Menfur bir davranışta bulunmasını engelleyen tek şey inanç sistemi olan insandan korkarım. - Bütün bildiklerimiz şunu gösteriyor ki bir hayvan ne kadar az sayıda yavru dünyaya getirirse onlara o kadar iyi bakar.
- İnsanlar sadece inanmak istedikleri için inanırlar. Bu bütün dinler için geçerlidir. İnanç, belli insanlara, hikayelere, ritüllere ve değerlere duyulan bağlılıktan çıkar. Emniyet, otorite ve ait olma arzusu gibi duygusal ihtiyaçları karşılar.
- Bilimin yaptığı en iyi şey, fikirler arasında rekabeti ateşlemektir. Bilim bir nevi doğal seçilimi teşvik eder ve bunun sonucunda sadece en geçerli fikirler ayakta kalır ve ürer.

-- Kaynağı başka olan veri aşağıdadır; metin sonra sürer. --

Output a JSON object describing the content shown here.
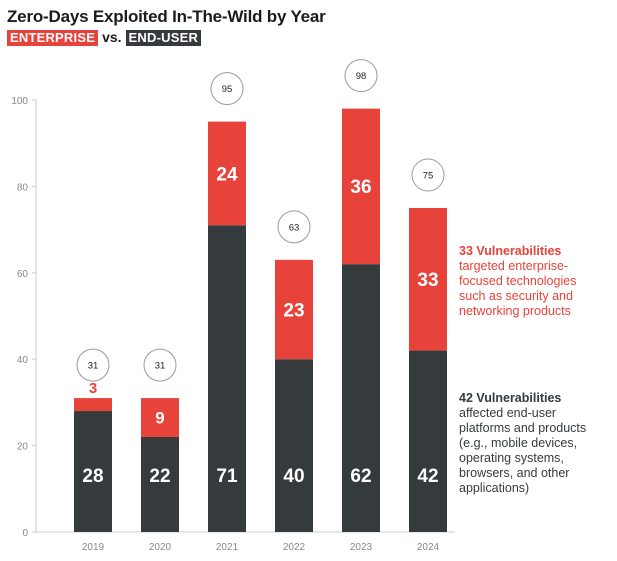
{
  "title": "Zero-Days Exploited In-The-Wild by Year",
  "subtitle": {
    "enterprise_tag": "ENTERPRISE",
    "vs": "vs.",
    "enduser_tag": "END-USER"
  },
  "colors": {
    "enterprise": "#e8433a",
    "enduser": "#353a3d",
    "axis": "#cccccc",
    "tick_text": "#888888"
  },
  "chart_data": {
    "type": "bar",
    "stacked": true,
    "title": "Zero-Days Exploited In-The-Wild by Year",
    "categories": [
      "2019",
      "2020",
      "2021",
      "2022",
      "2023",
      "2024"
    ],
    "series": [
      {
        "name": "END-USER",
        "values": [
          28,
          22,
          71,
          40,
          62,
          42
        ]
      },
      {
        "name": "ENTERPRISE",
        "values": [
          3,
          9,
          24,
          23,
          36,
          33
        ]
      }
    ],
    "totals": [
      31,
      31,
      95,
      63,
      98,
      75
    ],
    "ylim": [
      0,
      100
    ],
    "yticks": [
      0,
      20,
      40,
      60,
      80,
      100
    ],
    "xlabel": "",
    "ylabel": ""
  },
  "annotations": {
    "enterprise": {
      "headline": "33 Vulnerabilities",
      "lines": [
        "targeted enterprise-",
        "focused technologies",
        "such as security and",
        "networking products"
      ]
    },
    "enduser": {
      "headline": "42 Vulnerabilities",
      "lines": [
        "affected end-user",
        "platforms and products",
        "(e.g., mobile devices,",
        "operating systems,",
        "browsers, and other",
        "applications)"
      ]
    }
  }
}
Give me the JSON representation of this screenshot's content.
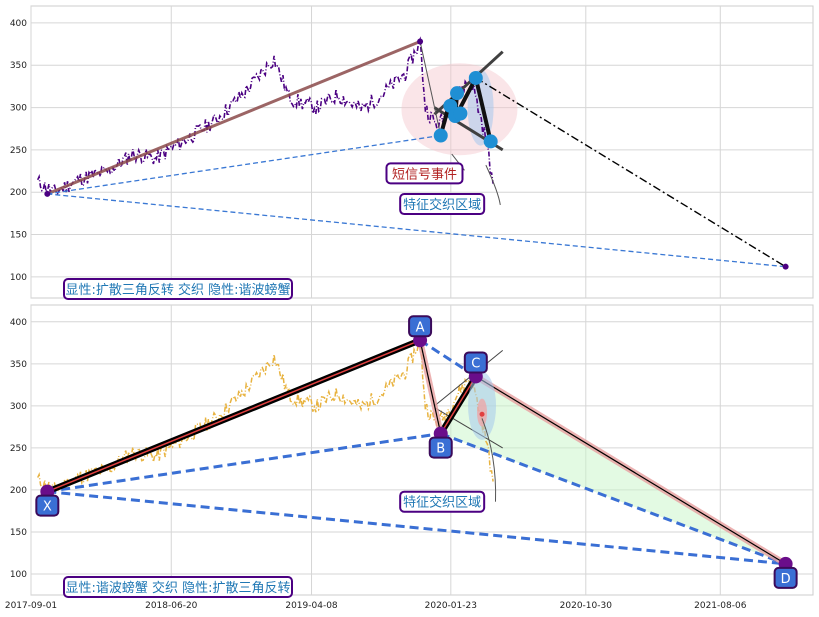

- Darwin'in de zamanında dikkat çektiği gibi, sadece insana has yegâne ifade yüz kızarmasıdır. Diğer primatlarda böyle ani bir kızarmaya hiç rastlamadım. İnsanların elinden gelen tek şeyin başkalarını sömürmek olduğunu düşünenler için yüz kızarması herhalde çok şaşırdıkları bir evrim muammasıdır.
- Şempanzeleri ya da bonoboları izlemenin bize neyin doğru neyin yanlış olduğunu gösterebileceğine inanamıyorum, bence bilim de yapamaz bunu, ama doğayı tanımamız, nasıl ve neden birbirimize ilgi göstermeye ve ahlaki neticeler aramaya başladığımızı anlamamıza yardımcı olur. Hayatta kalmamız, başkalarıyla iyi ilişkiler içinde olmamıza, işbirliği yapan bir topluma bağlı olduğu için geliştirmişiz bu özellikleri.
- "Maymunu ormandan çıkarabilirsiniz, ama ormanı maymunun içinden çıkaramazsınız"
- Hem iyilik hem zalimlik, hem asalet hem bayağılık bir arada olabilir - bazen aynı insanda.
- Atalarımızın henüz din sahibi olmadıkları zamanlarda sosyal kurallarının olmadığına gerçekten inanan var mı? Yardıma ihtiyacı olan birine yardım etmez, haksızlıkla karşılaşınca şikayet etmezler miydi? İnsanlar, topu topu bir iki bin yıl önce çıkan mevcut dinlerden çok önce, toplumlarının nasıl işlediğine kafa yormuş olmalı. Biyologlar bu kadar kısa süreleri hiç ciddiye almaz.
- Belki sadece ben böyle düşünüyorumdur ama menfur bir davranışta bulunmasını engelleyen tek şey inanç sistemi olan insandan korkarım. Yaşanabilir bir toplum için gerekli özdenetim de dahil, bütün insanlığımızın yapımızda olduğunu neden düşünmeyelim? Atalarımızın henüz din sahibi olmadıkları zamanlarda sosyal normlarının olmadığına hakikaten inanan var mı? Yardıma ihtiyacı olan birine yardım etmez, haksızlıkla karşılaşınca şikayet etmezler miydi?